A university lecturer, Prof. Christian Happi, has claimed that Yoruba people, by the make-up of their genes, are immune to Lassa virus that causes Lassa fever. The researcher, who is Dean, College of Postgraduate Studies, Department of Biological Sciences, Redeemer’s University, Ede, Osun State, said research was ongoing on why this is so, adding that few cases of Lassa fever recorded among Yoruba people are “imported.” Speaking on the new breakthrough on the rampaging Lassa fever, Happi, who is Director, World Funded African Centre of Excellence for Genomics of Infectious Diseases, ACEGID, while speaking in Ede, said Lassa fever virus originated from Nigeria about 1,060 years ago.
He further explained that the disease spread to other West African countries about 400 years ago, stressing that Yoruba have capacity to resist the virus more than any other ethnic group in country. Happi berated the Federal Government for what he described as its “lackadaisical attitude” towards using products of several researches by scholars to tackle myriads of challenges affecting the growth and development of the nation. Noting that despite the huge amount expended on discoveries on Ebola virus by the institution, the findings remained unexplored by government and relevant institutions. He also condemned the discriminatory policy of TETFUND, which only support researchers in public tertiary institutions, even when private universities have maintained lead in research findings across the globe over the years. He stressed that, if adequately funded, private universities are capable of living beyond expectations of Nigerians in the area of research work.

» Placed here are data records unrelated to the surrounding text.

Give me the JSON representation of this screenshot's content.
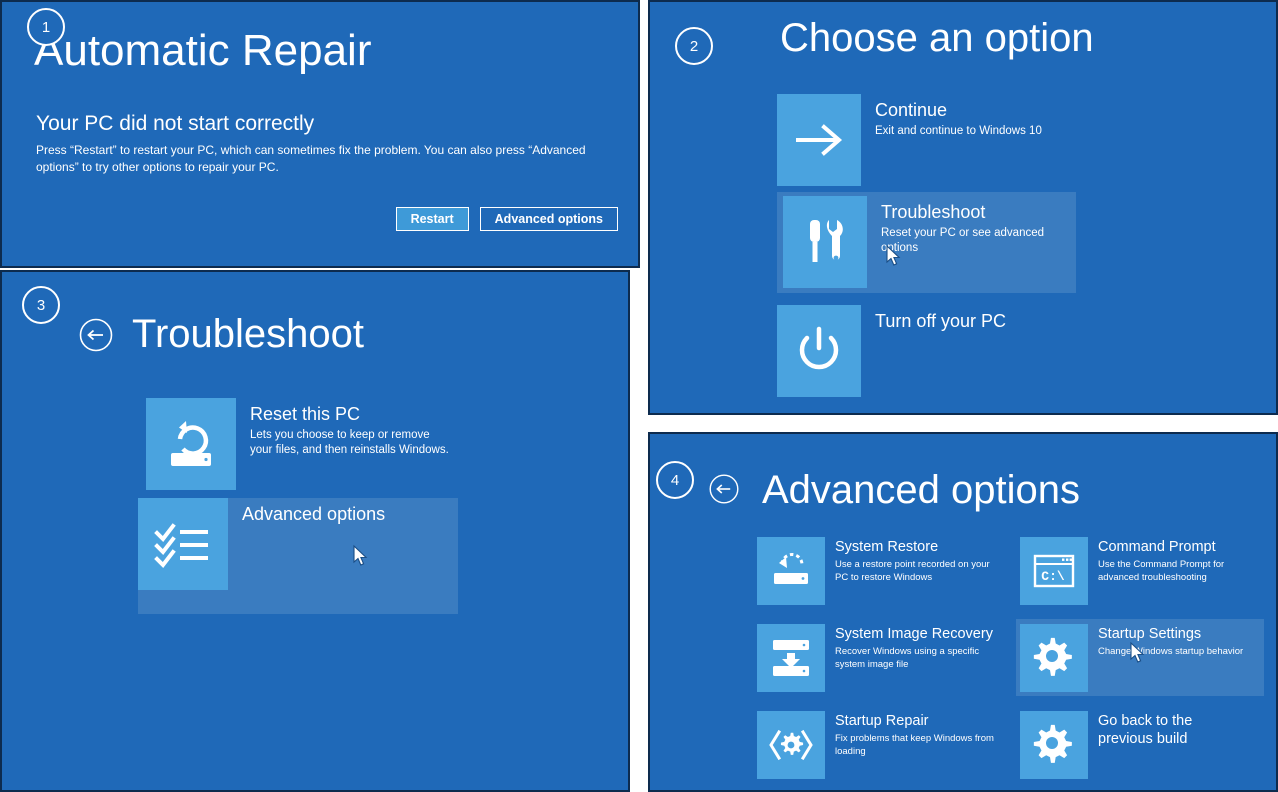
{
  "theme": {
    "background": "#1f69b8",
    "tile": "#4aa3df",
    "highlight": "#3a7cc0",
    "border": "#0d2b4e",
    "text": "#ffffff",
    "primary_button": "#3e9ad8"
  },
  "panels": [
    {
      "step": "1",
      "title": "Automatic Repair",
      "subtitle": "Your PC did not start correctly",
      "body": "Press “Restart” to restart your PC, which can sometimes fix the problem. You can also press “Advanced options” to try other options to repair your PC.",
      "buttons": [
        {
          "label": "Restart",
          "style": "primary"
        },
        {
          "label": "Advanced options",
          "style": "outline"
        }
      ]
    },
    {
      "step": "2",
      "title": "Choose an option",
      "back_arrow": false,
      "options": [
        {
          "title": "Continue",
          "desc": "Exit and continue to Windows 10",
          "icon": "arrow-right-icon",
          "highlighted": false
        },
        {
          "title": "Troubleshoot",
          "desc": "Reset your PC or see advanced options",
          "icon": "wrench-screwdriver-icon",
          "highlighted": true
        },
        {
          "title": "Turn off your PC",
          "desc": "",
          "icon": "power-icon",
          "highlighted": false
        }
      ]
    },
    {
      "step": "3",
      "title": "Troubleshoot",
      "back_arrow": true,
      "options": [
        {
          "title": "Reset this PC",
          "desc": "Lets you choose to keep or remove your files, and then reinstalls Windows.",
          "icon": "reset-pc-icon",
          "highlighted": false
        },
        {
          "title": "Advanced options",
          "desc": "",
          "icon": "checklist-icon",
          "highlighted": true
        }
      ]
    },
    {
      "step": "4",
      "title": "Advanced options",
      "back_arrow": true,
      "options": [
        {
          "title": "System Restore",
          "desc": "Use a restore point recorded on your PC to restore Windows",
          "icon": "system-restore-icon",
          "highlighted": false
        },
        {
          "title": "Command Prompt",
          "desc": "Use the Command Prompt for advanced troubleshooting",
          "icon": "command-prompt-icon",
          "highlighted": false
        },
        {
          "title": "System Image Recovery",
          "desc": "Recover Windows using a specific system image file",
          "icon": "system-image-recovery-icon",
          "highlighted": false
        },
        {
          "title": "Startup Settings",
          "desc": "Change Windows startup behavior",
          "icon": "gear-icon",
          "highlighted": true
        },
        {
          "title": "Startup Repair",
          "desc": "Fix problems that keep Windows from loading",
          "icon": "startup-repair-icon",
          "highlighted": false
        },
        {
          "title": "Go back to the previous build",
          "desc": "",
          "icon": "gear-icon",
          "highlighted": false
        }
      ]
    }
  ]
}
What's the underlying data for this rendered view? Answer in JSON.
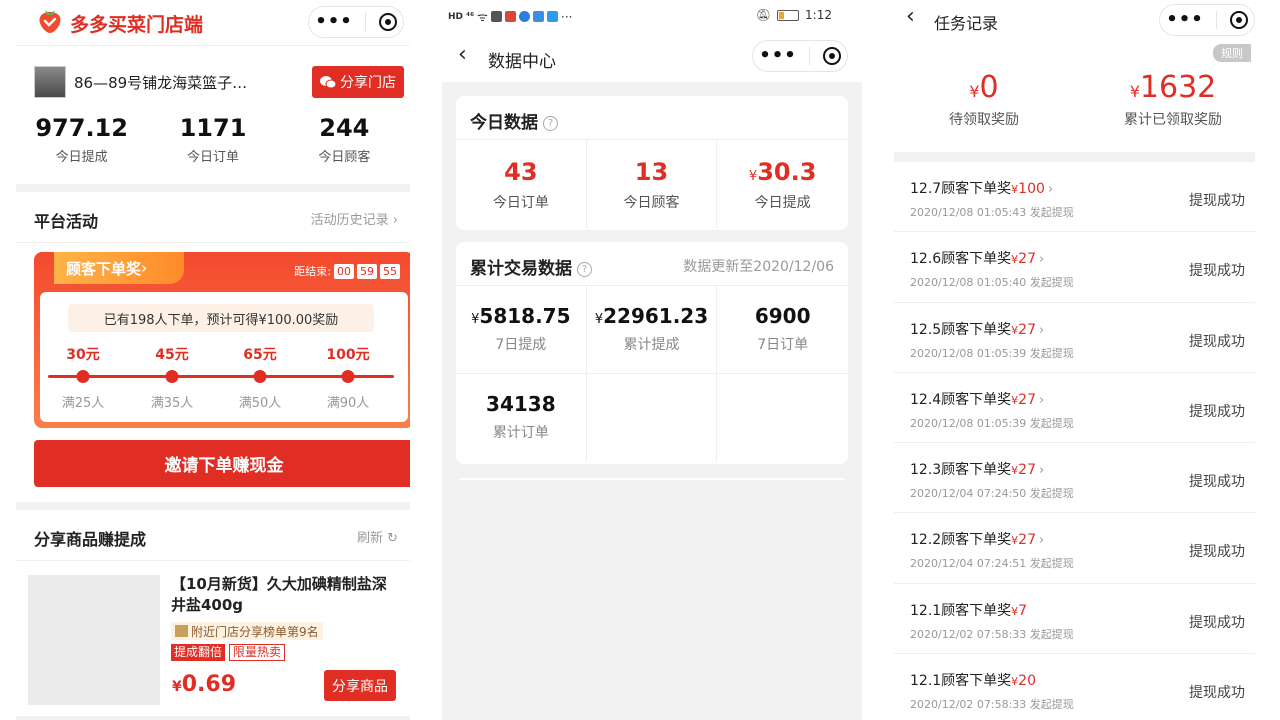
{
  "panel1": {
    "brand": "多多买菜门店端",
    "shop_name": "86—89号铺龙海菜篮子…",
    "share_shop_label": "分享门店",
    "stats": [
      {
        "value": "977.12",
        "label": "今日提成"
      },
      {
        "value": "1171",
        "label": "今日订单"
      },
      {
        "value": "244",
        "label": "今日顾客"
      }
    ],
    "activity_title": "平台活动",
    "activity_history": "活动历史记录",
    "promo": {
      "tag": "顾客下单奖",
      "countdown_label": "距结束:",
      "countdown": [
        "00",
        "59",
        "55"
      ],
      "note": "已有198人下单，预计可得¥100.00奖励",
      "tiers": [
        {
          "amount": "30元",
          "condition": "满25人"
        },
        {
          "amount": "45元",
          "condition": "满35人"
        },
        {
          "amount": "65元",
          "condition": "满50人"
        },
        {
          "amount": "100元",
          "condition": "满90人"
        }
      ]
    },
    "invite_button": "邀请下单赚现金",
    "share_section_title": "分享商品赚提成",
    "refresh_label": "刷新",
    "product": {
      "title": "【10月新货】久大加碘精制盐深井盐400g",
      "rank": "附近门店分享榜单第9名",
      "tags": [
        "提成翻倍",
        "限量热卖"
      ],
      "currency": "¥",
      "price": "0.69",
      "share_button": "分享商品"
    }
  },
  "panel2": {
    "status_time": "1:12",
    "status_signal": "HD ⁴⁶",
    "title": "数据中心",
    "today_title": "今日数据",
    "today": [
      {
        "value": "43",
        "label": "今日订单"
      },
      {
        "value": "13",
        "label": "今日顾客"
      },
      {
        "currency": "¥",
        "value": "30.3",
        "label": "今日提成"
      }
    ],
    "cumulative_title": "累计交易数据",
    "updated": "数据更新至2020/12/06",
    "cumulative": [
      {
        "currency": "¥",
        "value": "5818.75",
        "label": "7日提成"
      },
      {
        "currency": "¥",
        "value": "22961.23",
        "label": "累计提成"
      },
      {
        "value": "6900",
        "label": "7日订单"
      },
      {
        "value": "34138",
        "label": "累计订单"
      }
    ]
  },
  "panel3": {
    "title": "任务记录",
    "rules": "规则",
    "pending": {
      "currency": "¥",
      "value": "0",
      "label": "待领取奖励"
    },
    "claimed": {
      "currency": "¥",
      "value": "1632",
      "label": "累计已领取奖励"
    },
    "tasks": [
      {
        "name": "12.7顾客下单奖",
        "currency": "¥",
        "amount": "100",
        "time": "2020/12/08 01:05:43 发起提现",
        "status": "提现成功"
      },
      {
        "name": "12.6顾客下单奖",
        "currency": "¥",
        "amount": "27",
        "time": "2020/12/08 01:05:40 发起提现",
        "status": "提现成功"
      },
      {
        "name": "12.5顾客下单奖",
        "currency": "¥",
        "amount": "27",
        "time": "2020/12/08 01:05:39 发起提现",
        "status": "提现成功"
      },
      {
        "name": "12.4顾客下单奖",
        "currency": "¥",
        "amount": "27",
        "time": "2020/12/08 01:05:39 发起提现",
        "status": "提现成功"
      },
      {
        "name": "12.3顾客下单奖",
        "currency": "¥",
        "amount": "27",
        "time": "2020/12/04 07:24:50 发起提现",
        "status": "提现成功"
      },
      {
        "name": "12.2顾客下单奖",
        "currency": "¥",
        "amount": "27",
        "time": "2020/12/04 07:24:51 发起提现",
        "status": "提现成功"
      },
      {
        "name": "12.1顾客下单奖",
        "currency": "¥",
        "amount": "7",
        "time": "2020/12/02 07:58:33 发起提现",
        "status": "提现成功"
      },
      {
        "name": "12.1顾客下单奖",
        "currency": "¥",
        "amount": "20",
        "time": "2020/12/02 07:58:33 发起提现",
        "status": "提现成功"
      }
    ]
  },
  "colors": {
    "accent": "#e02e24",
    "promo_gradient_start": "#f44a2f",
    "promo_gradient_end": "#fa7d4a"
  }
}
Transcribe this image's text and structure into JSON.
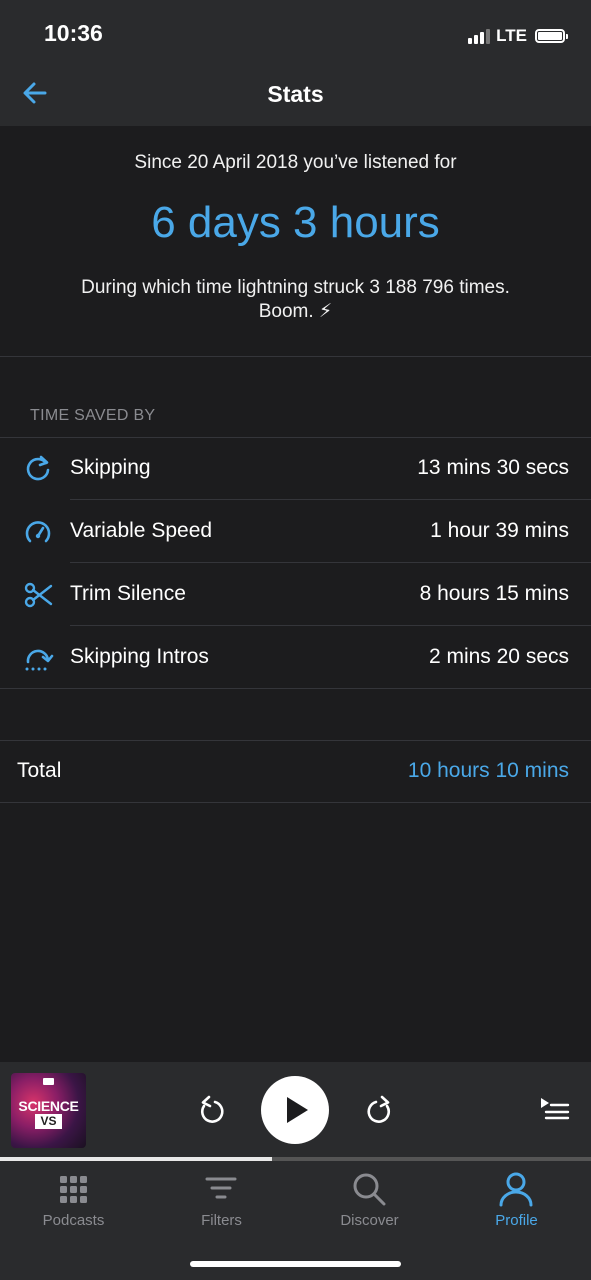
{
  "status_bar": {
    "time": "10:36",
    "network": "LTE"
  },
  "nav": {
    "title": "Stats",
    "back_icon": "arrow-left-icon"
  },
  "summary": {
    "since_text": "Since 20 April 2018 you’ve listened for",
    "duration": "6 days 3 hours",
    "lightning_line": "During which time lightning struck 3 188 796 times.",
    "boom_line": "Boom. ⚡"
  },
  "time_saved": {
    "header": "TIME SAVED BY",
    "rows": [
      {
        "icon": "skip-icon",
        "label": "Skipping",
        "value": "13 mins 30 secs"
      },
      {
        "icon": "speedometer-icon",
        "label": "Variable Speed",
        "value": "1 hour 39 mins"
      },
      {
        "icon": "scissors-icon",
        "label": "Trim Silence",
        "value": "8 hours 15 mins"
      },
      {
        "icon": "skip-intro-icon",
        "label": "Skipping Intros",
        "value": "2 mins 20 secs"
      }
    ]
  },
  "total": {
    "label": "Total",
    "value": "10 hours 10 mins"
  },
  "player": {
    "artwork_title": "SCIENCE",
    "artwork_subtitle": "VS",
    "progress": 0.46
  },
  "tabs": [
    {
      "label": "Podcasts",
      "icon": "grid-icon",
      "active": false
    },
    {
      "label": "Filters",
      "icon": "filter-icon",
      "active": false
    },
    {
      "label": "Discover",
      "icon": "search-icon",
      "active": false
    },
    {
      "label": "Profile",
      "icon": "profile-icon",
      "active": true
    }
  ],
  "colors": {
    "accent": "#4aa8e8",
    "background": "#1c1c1e",
    "bar": "#2a2b2d"
  }
}
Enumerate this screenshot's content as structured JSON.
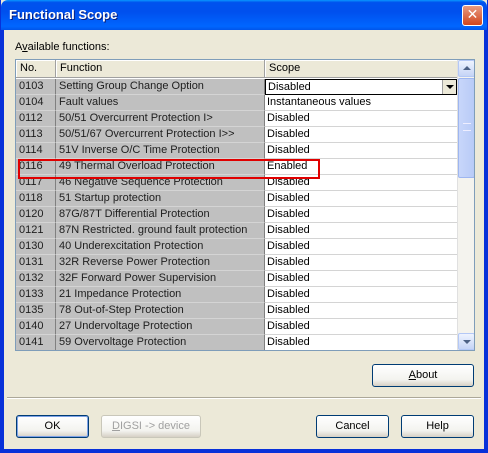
{
  "window": {
    "title": "Functional Scope",
    "close_glyph": "✕"
  },
  "available_label": "Available functions:",
  "table": {
    "columns": [
      "No.",
      "Function",
      "Scope"
    ],
    "rows": [
      {
        "no": "0103",
        "function": "Setting Group Change Option",
        "scope": "Disabled"
      },
      {
        "no": "0104",
        "function": "Fault values",
        "scope": "Instantaneous values"
      },
      {
        "no": "0112",
        "function": "50/51 Overcurrent Protection I>",
        "scope": "Disabled"
      },
      {
        "no": "0113",
        "function": "50/51/67 Overcurrent Protection I>>",
        "scope": "Disabled"
      },
      {
        "no": "0114",
        "function": "51V Inverse O/C Time Protection",
        "scope": "Disabled"
      },
      {
        "no": "0116",
        "function": "49 Thermal Overload Protection",
        "scope": "Enabled"
      },
      {
        "no": "0117",
        "function": "46 Negative Sequence  Protection",
        "scope": "Disabled"
      },
      {
        "no": "0118",
        "function": "51 Startup protection",
        "scope": "Disabled"
      },
      {
        "no": "0120",
        "function": "87G/87T Differential Protection",
        "scope": "Disabled"
      },
      {
        "no": "0121",
        "function": "87N Restricted. ground fault protection",
        "scope": "Disabled"
      },
      {
        "no": "0130",
        "function": "40 Underexcitation Protection",
        "scope": "Disabled"
      },
      {
        "no": "0131",
        "function": "32R Reverse Power Protection",
        "scope": "Disabled"
      },
      {
        "no": "0132",
        "function": "32F Forward Power Supervision",
        "scope": "Disabled"
      },
      {
        "no": "0133",
        "function": "21 Impedance Protection",
        "scope": "Disabled"
      },
      {
        "no": "0135",
        "function": "78 Out-of-Step Protection",
        "scope": "Disabled"
      },
      {
        "no": "0140",
        "function": "27 Undervoltage Protection",
        "scope": "Disabled"
      },
      {
        "no": "0141",
        "function": "59 Overvoltage Protection",
        "scope": "Disabled"
      }
    ]
  },
  "buttons": {
    "about": "About",
    "ok": "OK",
    "digsi": "DIGSI -> device",
    "cancel": "Cancel",
    "help": "Help"
  },
  "colors": {
    "title_bar": "#0053ee",
    "highlight_border": "#e00000",
    "readonly_cell": "#c0c0c0"
  },
  "icons": {
    "close": "close-icon",
    "dropdown": "chevron-down-icon",
    "scroll_up": "scroll-up-icon",
    "scroll_down": "scroll-down-icon"
  }
}
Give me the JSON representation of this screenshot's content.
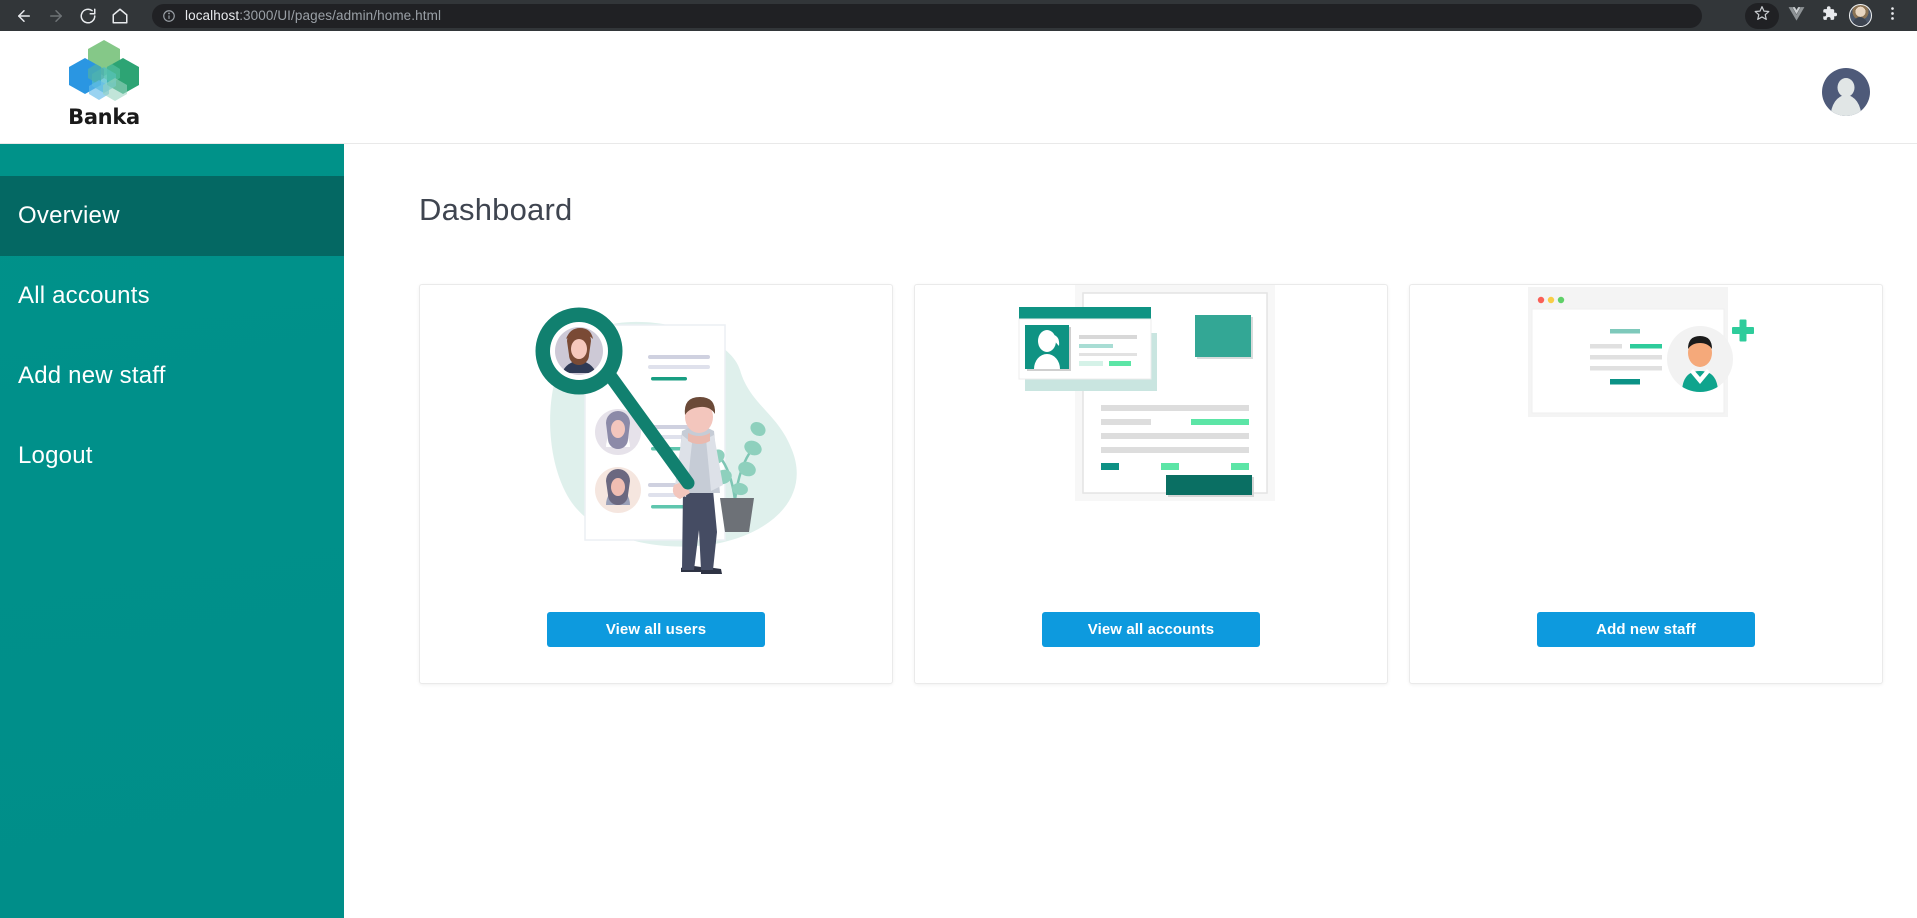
{
  "browser": {
    "back_icon": "back-arrow-icon",
    "forward_icon": "forward-arrow-icon",
    "reload_icon": "reload-icon",
    "home_icon": "home-icon",
    "site_info_icon": "site-info-icon",
    "url_host": "localhost",
    "url_path": ":3000/UI/pages/admin/home.html",
    "url_full": "localhost:3000/UI/pages/admin/home.html",
    "bookmark_icon": "star-icon",
    "vue_devtools_icon": "vue-devtools-icon",
    "extensions_icon": "puzzle-piece-icon",
    "profile_icon": "browser-profile-avatar",
    "menu_icon": "three-dot-menu-icon"
  },
  "header": {
    "logo_name": "banka-logo-icon",
    "brand": "Banka",
    "avatar_icon": "user-avatar-icon"
  },
  "sidebar": {
    "items": [
      {
        "label": "Overview",
        "active": true
      },
      {
        "label": "All accounts",
        "active": false
      },
      {
        "label": "Add new staff",
        "active": false
      },
      {
        "label": "Logout",
        "active": false
      }
    ]
  },
  "main": {
    "title": "Dashboard",
    "cards": [
      {
        "illustration": "user-search-illustration",
        "button_label": "View all users"
      },
      {
        "illustration": "accounts-document-illustration",
        "button_label": "View all accounts"
      },
      {
        "illustration": "add-staff-window-illustration",
        "button_label": "Add new staff"
      }
    ]
  },
  "colors": {
    "sidebar_teal": "#00908a",
    "sidebar_active": "#046863",
    "button_blue": "#0d9ade",
    "accent_green": "#14a085",
    "chrome_dark": "#323639",
    "omnibox_dark": "#202124"
  }
}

On new research findings, Prof. Happi said it has been discovered that Ribavirin that is currently used to treat Lassa fever was not designed for the disease and as such, would only be effective when given in the early phase of the infection. He posited that with the discovery, ACEGID took advantage of its current knowledge of genomics technology to have better insight into the virus genome and eventually, it has been able to identify potential drug target. “Using next generation sequencing, we successfully sequenced hundreds of Lassa fever viruses, thereby generating the largest catalogue of Lassa fever virus sequenced in the world, which in turn resulted to the identification of new epitopes in the virus,” Happi concluded.